Kill Endangered Species Reform

Editorial
Copyright 1998 Investor's Business Daily, Inc.
March 24, 1998


Senate leaders for some time have been weighing whether to update the 1973 Endangered Species Act. But the bill they have before them is not the way to do it. It would be far better to start from scratch than renew the '73 act's failed methods.

Billed as property rights protection, and pushed by Sens. Dirk Kempthorne, RIdaho, and John Chafee, R-R.I., the measure is anything but.

Instead, it repeats and extends the flaws of the current law, casting Uncle Sam as the hero of endangered species. It will let federal bureaucrats continue to infringe on private property rights - while saving few if any species.

For instance, bureaucrats will become local zoning czars - telling localities who can build what and where.

And the new, broader habitat conservation plan in the bill puts thousands of acres of private property at risk of losing their value.

Already, the Interior Department has tried to prevent logging on Pacific Northwest land more than 11/2 miles from where a pair of protected Northern spotted owls nest. The timber company that owned the land objected, started harvesting and ultimately was paid several million dollars by the government for the property.

The reform bill would etch in stone this dubious regulatory reach, but without assuring any compensation for affected landowners. And an increased number of exceptions to the Freedom of Information Act would give the government more power to withhold information about its reach from concerned property owners.

The act's history shows it has failed at great cost to humans and wildlife. Forget the human cost for a moment, though.

In this space in May, we detailed the extent of that failure. A recent update adds to the picture of failure. Since the Endangered Species Act came into being, 1,126 species have been listed. Only 20 species' status has officially improved. And 27 other species have been pulled from the list. Of those, seven became extinct, and nine were improperly listed. Just 11 species have recovered under the ESA.

A baseball player with that batting average would be working in the fast food industry. This is not to say the act hasn't scored any hits. It has. The Aleutian Canada goose has rebounded under the ESA as has the greenback cutthroat trout.

But the evidence also points to factors other than the ESA aiding in these species' survival.

Even the bald eagle, which is ESA backers' best public relations tool, can't credit the law for its comeback. The federal government's banning of DDT in 1972 had at least as much to do with the bird's survival.

In short, the environmental crowd has no empirical leg to stand on.
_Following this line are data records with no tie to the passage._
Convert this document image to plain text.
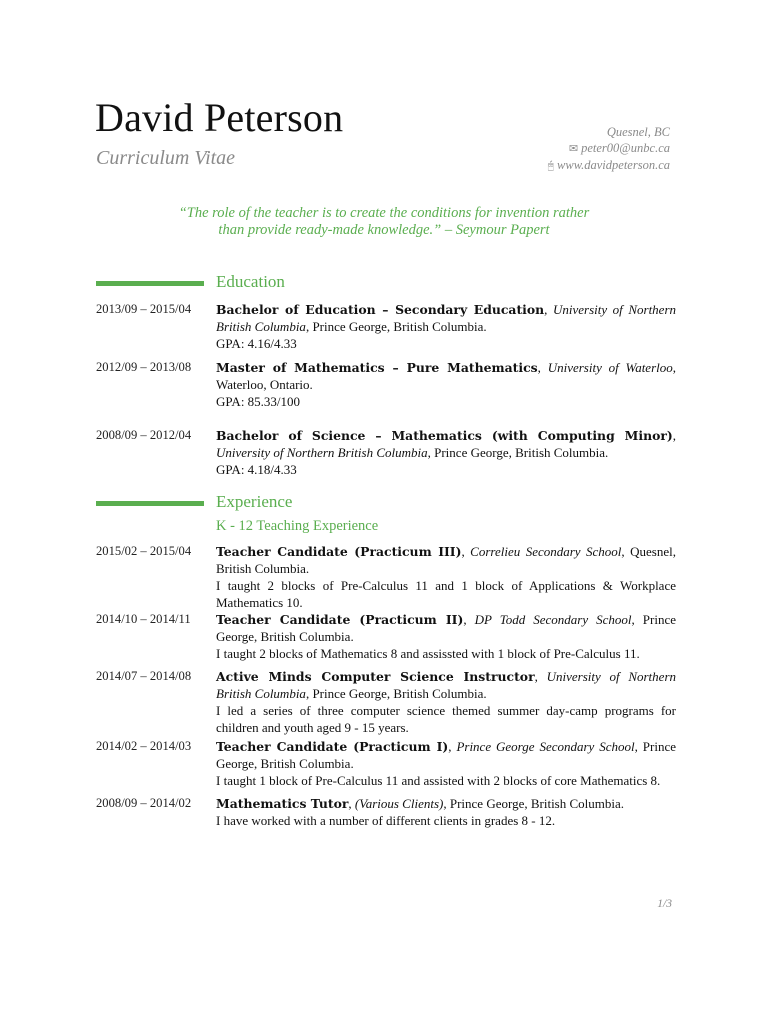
David Peterson
Curriculum Vitae
Quesnel, BC
✉ peter00@unbc.ca
🖰 www.davidpeterson.ca
“The role of the teacher is to create the conditions for invention rather
than provide ready-made knowledge.” – Seymour Papert
Education
2013/09 – 2015/04	Bachelor of Education – Secondary Education, University of Northern British Columbia, Prince George, British Columbia.
GPA: 4.16/4.33
2012/09 – 2013/08	Master of Mathematics – Pure Mathematics, University of Waterloo, Waterloo, Ontario.
GPA: 85.33/100
2008/09 – 2012/04	Bachelor of Science – Mathematics (with Computing Minor), University of Northern British Columbia, Prince George, British Columbia.
GPA: 4.18/4.33
Experience
K - 12 Teaching Experience
2015/02 – 2015/04	Teacher Candidate (Practicum III), Correlieu Secondary School, Quesnel, British Columbia.
I taught 2 blocks of Pre-Calculus 11 and 1 block of Applications & Workplace Mathematics 10.
2014/10 – 2014/11	Teacher Candidate (Practicum II), DP Todd Secondary School, Prince George, British Columbia.
I taught 2 blocks of Mathematics 8 and assissted with 1 block of Pre-Calculus 11.
2014/07 – 2014/08	Active Minds Computer Science Instructor, University of Northern British Columbia, Prince George, British Columbia.
I led a series of three computer science themed summer day-camp programs for children and youth aged 9 - 15 years.
2014/02 – 2014/03	Teacher Candidate (Practicum I), Prince George Secondary School, Prince George, British Columbia.
I taught 1 block of Pre-Calculus 11 and assisted with 2 blocks of core Mathematics 8.
2008/09 – 2014/02	Mathematics Tutor, (Various Clients), Prince George, British Columbia.
I have worked with a number of different clients in grades 8 - 12.
1/3
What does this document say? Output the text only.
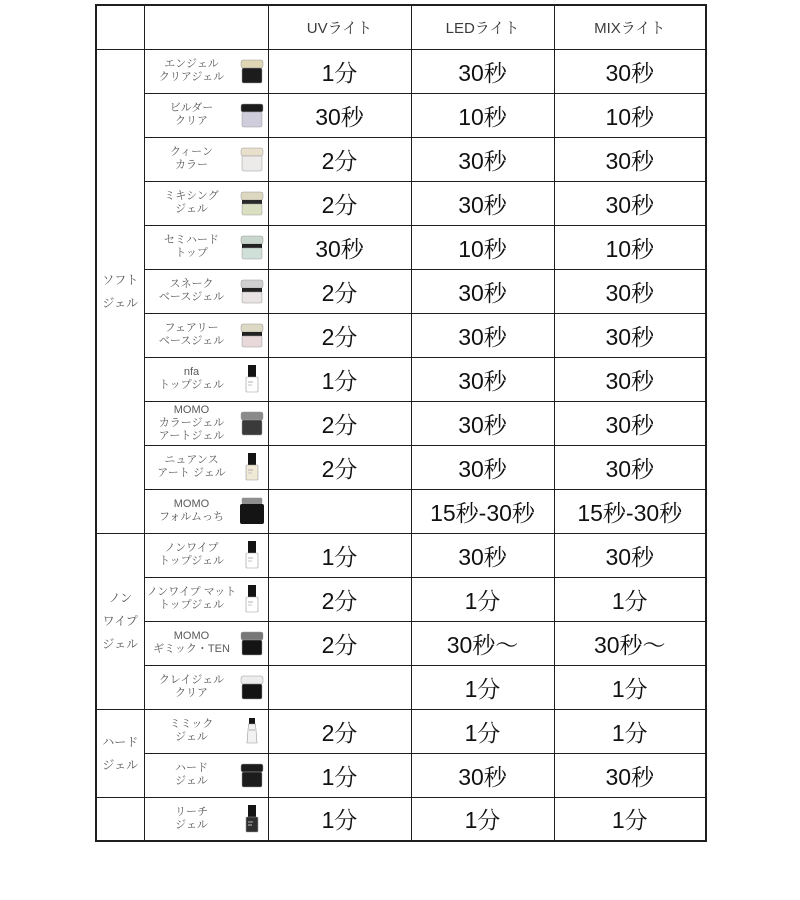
		UVライト	LEDライト	MIXライト

ソフト
ジェル

エンジェル
クリアジェル	1分	30秒	30秒

	ビルダー
クリア	30秒	10秒	10秒

	クィーン
カラー	2分	30秒	30秒

	ミキシング
ジェル	2分	30秒	30秒

	セミハード
トップ	30秒	10秒	10秒

	スネーク
ベースジェル	2分	30秒	30秒

	フェアリー
ベースジェル	2分	30秒	30秒

	nfa
トップジェル	1分	30秒	30秒

	MOMO
カラージェル
アートジェル	2分	30秒	30秒

	ニュアンス
アート ジェル	2分	30秒	30秒

	MOMO
フォルムっち		15秒-30秒	15秒-30秒

ノン
ワイプ
ジェル

ノンワイプ
トップジェル	1分	30秒	30秒

	ノンワイプ マット
トップジェル	2分	1分	1分

	MOMO
ギミック・TEN	2分	30秒～	30秒～

	クレイジェル
クリア		1分	1分

ハード
ジェル

ミミック
ジェル	2分	1分	1分

	ハード
ジェル	1分	30秒	30秒

	リーチ
ジェル	1分	1分	1分
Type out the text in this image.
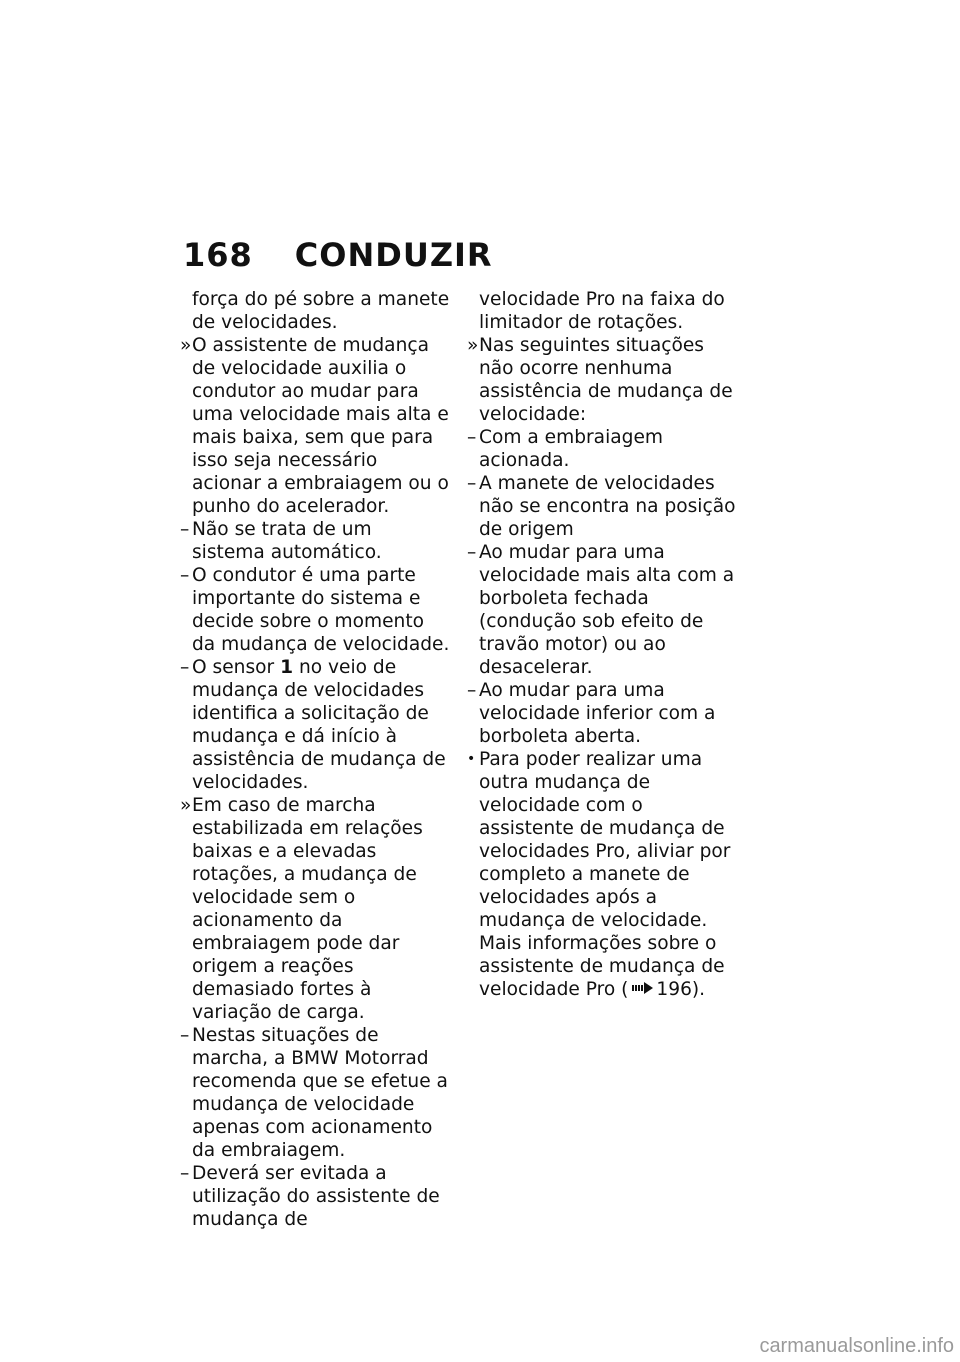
168 CONDUZIR

força do pé sobre a manete de velocidades.

» O assistente de mudança de velocidade auxilia o condutor ao mudar para uma velocidade mais alta e mais baixa, sem que para isso seja necessário acionar a embraiagem ou o punho do acelerador.

– Não se trata de um sistema automático.

– O condutor é uma parte importante do sistema e decide sobre o momento da mudança de velocidade.

– O sensor 1 no veio de mudança de velocidades identifica a solicitação de mudança e dá início à assistência de mudança de velocidades.

» Em caso de marcha estabilizada em relações baixas e a elevadas rotações, a mudança de velocidade sem o acionamento da embraiagem pode dar origem a reações demasiado fortes à variação de carga.

– Nestas situações de marcha, a BMW Motorrad recomenda que se efetue a mudança de velocidade apenas com acionamento da embraiagem.

– Deverá ser evitada a utilização do assistente de mudança de

velocidade Pro na faixa do limitador de rotações.

» Nas seguintes situações não ocorre nenhuma assistência de mudança de velocidade:

– Com a embraiagem acionada.

– A manete de velocidades não se encontra na posição de origem

– Ao mudar para uma velocidade mais alta com a borboleta fechada (condução sob efeito de travão motor) ou ao desacelerar.

– Ao mudar para uma velocidade inferior com a borboleta aberta.

• Para poder realizar uma outra mudança de velocidade com o assistente de mudança de velocidades Pro, aliviar por completo a manete de velocidades após a mudança de velocidade. Mais informações sobre o assistente de mudança de velocidade Pro ( 196).

carmanualsonline.info
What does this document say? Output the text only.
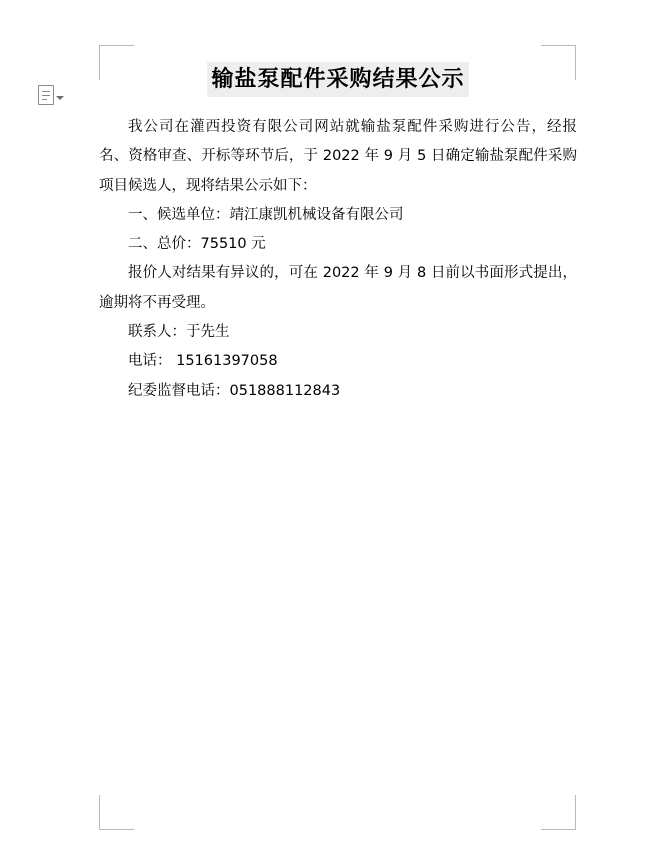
输盐泵配件采购结果公示

我公司在灌西投资有限公司网站就输盐泵配件采购进行公告，经报名、资格审查、开标等环节后，于 2022 年 9 月 5 日确定输盐泵配件采购项目候选人，现将结果公示如下：

一、候选单位：靖江康凯机械设备有限公司

二、总价：75510 元

报价人对结果有异议的，可在 2022 年 9 月 8 日前以书面形式提出，逾期将不再受理。

联系人：于先生

电话： 15161397058

纪委监督电话：051888112843
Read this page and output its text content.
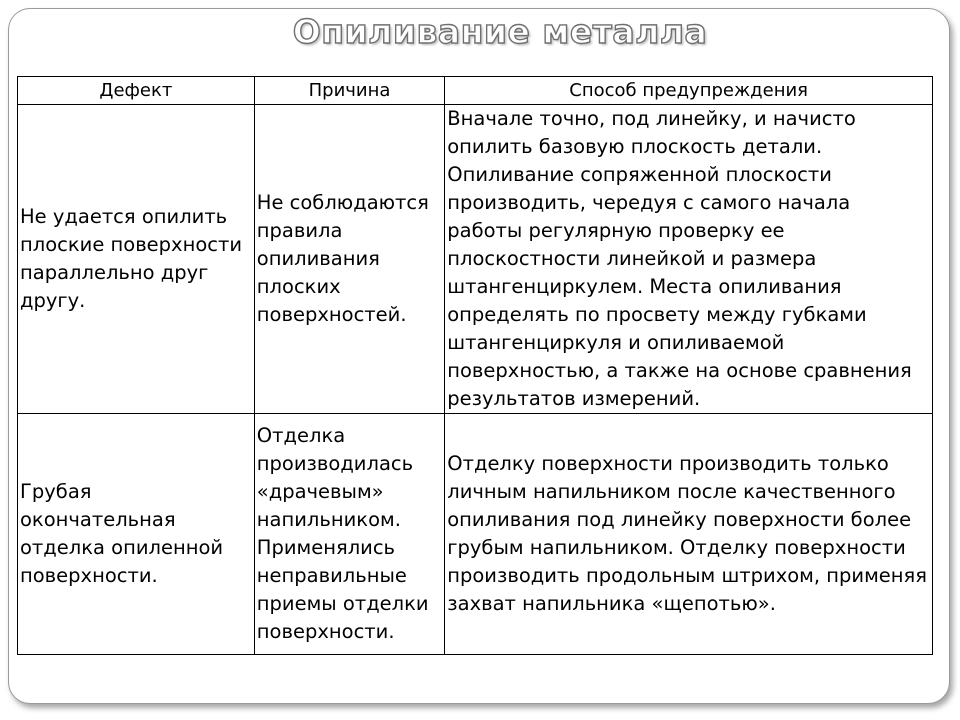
Опиливание металла
Дефект	Причина	Способ предупреждения
Не удается опилить плоские поверхности параллельно друг другу.	Не соблюдаются правила опиливания плоских поверхностей.	Вначале точно, под линейку, и начисто опилить базовую плоскость детали. Опиливание сопряженной плоскости производить, чередуя с самого начала работы регулярную проверку ее плоскостности линейкой и размера штангенциркулем. Места опиливания определять по просвету между губками штангенциркуля и опиливаемой поверхностью, а также на основе сравнения результатов измерений.
Грубая окончательная отделка опиленной поверхности.	Отделка производилась «драчевым» напильником. Применялись неправильные приемы отделки поверхности.	Отделку поверхности производить только личным напильником после качественного опиливания под линейку поверхности более грубым напильником. Отделку поверхности производить продольным штрихом, применяя захват напильника «щепотью».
Yet that hasn't stopped green types from scaring lawmakers from any course but the one they prescribe.

Surveys conducted for the Competitive Enterprise Institute over the past few years show the public doesn't buy into the command-and- control approach to saving species. Given three choices, the share choosing incentives rather than current regulation jumped from 35% in '95 to 49% in '96. Only 11% of poll respondents backed current regulation those two years. Another third both years backed regulation, but with compensation.

The "save-everything" mind-set driving federal species protection ignores nature and common sense. Some species will fade in due course, no matter what man does to kill or save them.

Some instances will crop up in which an apparently insignificant species actually plays a much more vital role than thought. These deserve a closer look.

But listing the same types of fish, for example, simply because they swim in different rivers shows what happens in marriages between zealots and bureaucrats. Listing some rats, bugs and plant life is more evidence of the lack of common sense in current environmental law.

Big timber interests and developers favor the KempthorneChafee bill for the predictability it gives them. And there's something to be said for that.

But we'd prefer to see a new law that respects the bedrock property rights of all.

With such well-defined rights, the commercial and environmental interests would have to negotiate a plan that's acceptable to both - not to federal bureaucrats.

The Kempthorne-Chafee bill's backers think the bureaucrats can do it better. History shows they can't.